How to interpret z-test results in R?
Let’s see the interpretation of z-test results in R.
data: This gives information about the data set used in the one-sample z-test. In this, we use dataset vector as data.
z: It is the test statistic of the z-test. In our case, test statistic = 1.9809.
p-value: This is the p-value corresponding to z-test statistic =1.9809. In our case, the p-value is 0.0476.
alternative: It is the alternative hypothesis used for the z-test. In our case, an alternative hypothesis is mean score is not equal to 610 i.e. two-tailed.
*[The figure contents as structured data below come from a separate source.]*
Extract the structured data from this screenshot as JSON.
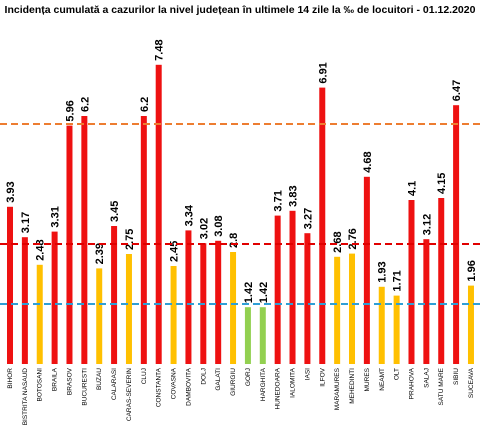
{
  "chart_data": {
    "type": "bar",
    "title": "Incidența cumulată a cazurilor la nivel județean în ultimele 14 zile la ‰ de locuitori - 01.12.2020",
    "categories": [
      "BIHOR",
      "BISTRITA NASAUD",
      "BOTOSANI",
      "BRAILA",
      "BRASOV",
      "BUCURESTI",
      "BUZAU",
      "CALARASI",
      "CARAS-SEVERIN",
      "CLUJ",
      "CONSTANTA",
      "COVASNA",
      "DAMBOVITA",
      "DOLJ",
      "GALATI",
      "GIURGIU",
      "GORJ",
      "HARGHITA",
      "HUNEDOARA",
      "IALOMITA",
      "IASI",
      "ILFOV",
      "MARAMURES",
      "MEHEDINTI",
      "MURES",
      "NEAMT",
      "OLT",
      "PRAHOVA",
      "SALAJ",
      "SATU MARE",
      "SIBIU",
      "SUCEAVA"
    ],
    "values": [
      3.93,
      3.17,
      2.48,
      3.31,
      5.96,
      6.2,
      2.39,
      3.45,
      2.75,
      6.2,
      7.48,
      2.45,
      3.34,
      3.02,
      3.08,
      2.8,
      1.42,
      1.42,
      3.71,
      3.83,
      3.27,
      6.91,
      2.68,
      2.76,
      4.68,
      1.93,
      1.71,
      4.1,
      3.12,
      4.15,
      6.47,
      1.96
    ],
    "colors": [
      "#ee1111",
      "#ee1111",
      "#ffc000",
      "#ee1111",
      "#ee1111",
      "#ee1111",
      "#ffc000",
      "#ee1111",
      "#ffc000",
      "#ee1111",
      "#ee1111",
      "#ffc000",
      "#ee1111",
      "#ee1111",
      "#ee1111",
      "#ffc000",
      "#92d050",
      "#92d050",
      "#ee1111",
      "#ee1111",
      "#ee1111",
      "#ee1111",
      "#ffc000",
      "#ffc000",
      "#ee1111",
      "#ffc000",
      "#ffc000",
      "#ee1111",
      "#ee1111",
      "#ee1111",
      "#ee1111",
      "#ffc000"
    ],
    "ylim": [
      0,
      7.5
    ],
    "thresholds": [
      {
        "value": 6,
        "color": "#ed7d31"
      },
      {
        "value": 3,
        "color": "#e00000"
      },
      {
        "value": 1.5,
        "color": "#2e9fd6"
      }
    ]
  }
}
95 percent confidence interval: This gives us a 95% confidence interval for the true mean. Here the 95% confidence interval is [610.3828,681.9505].
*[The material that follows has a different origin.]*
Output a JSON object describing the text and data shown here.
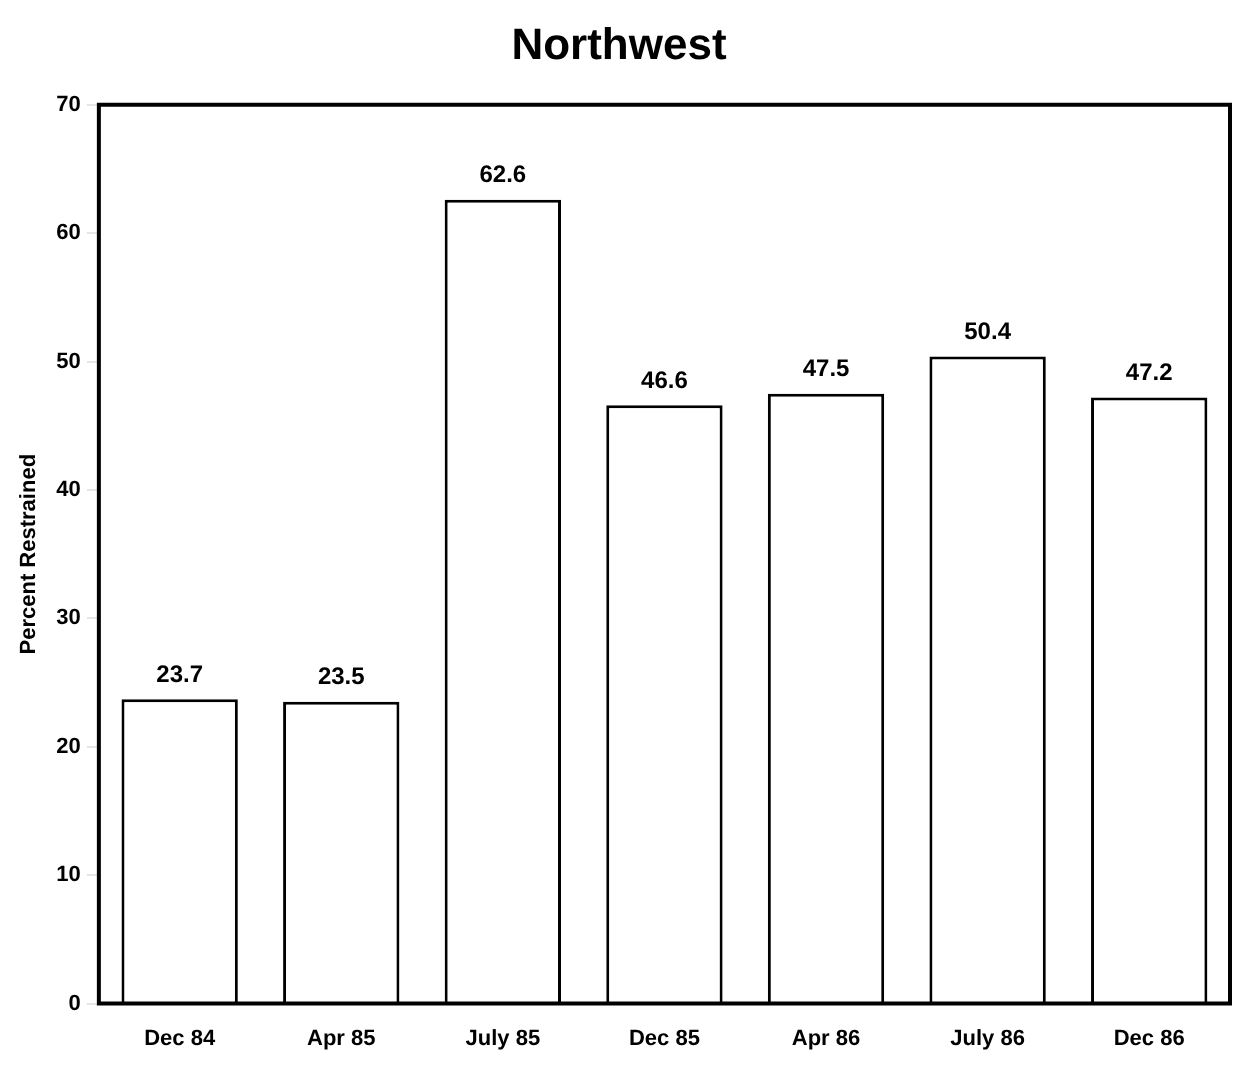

sample estimates: It gives the sample mean. In our case, the sample mean is 646.1667.
Step 6: Determine the rejection criteria for the given confidence level and conclude the results whether the test statistic lies in the rejection region or non-rejection region.
Conclusion:
Since the p-value[0.0476] is less than the level of significance (α) = 0.05, we reject the null hypothesis.
This means we have sufficient evidence to say that the mean score for the students is not equal to 610.
One-Sample z-test FAQ
The BSDA Package is needed to do a z-test in R.
Summary
I hope you found the above article on how to Perform a One-sample z-test in R with Examples informative and educational.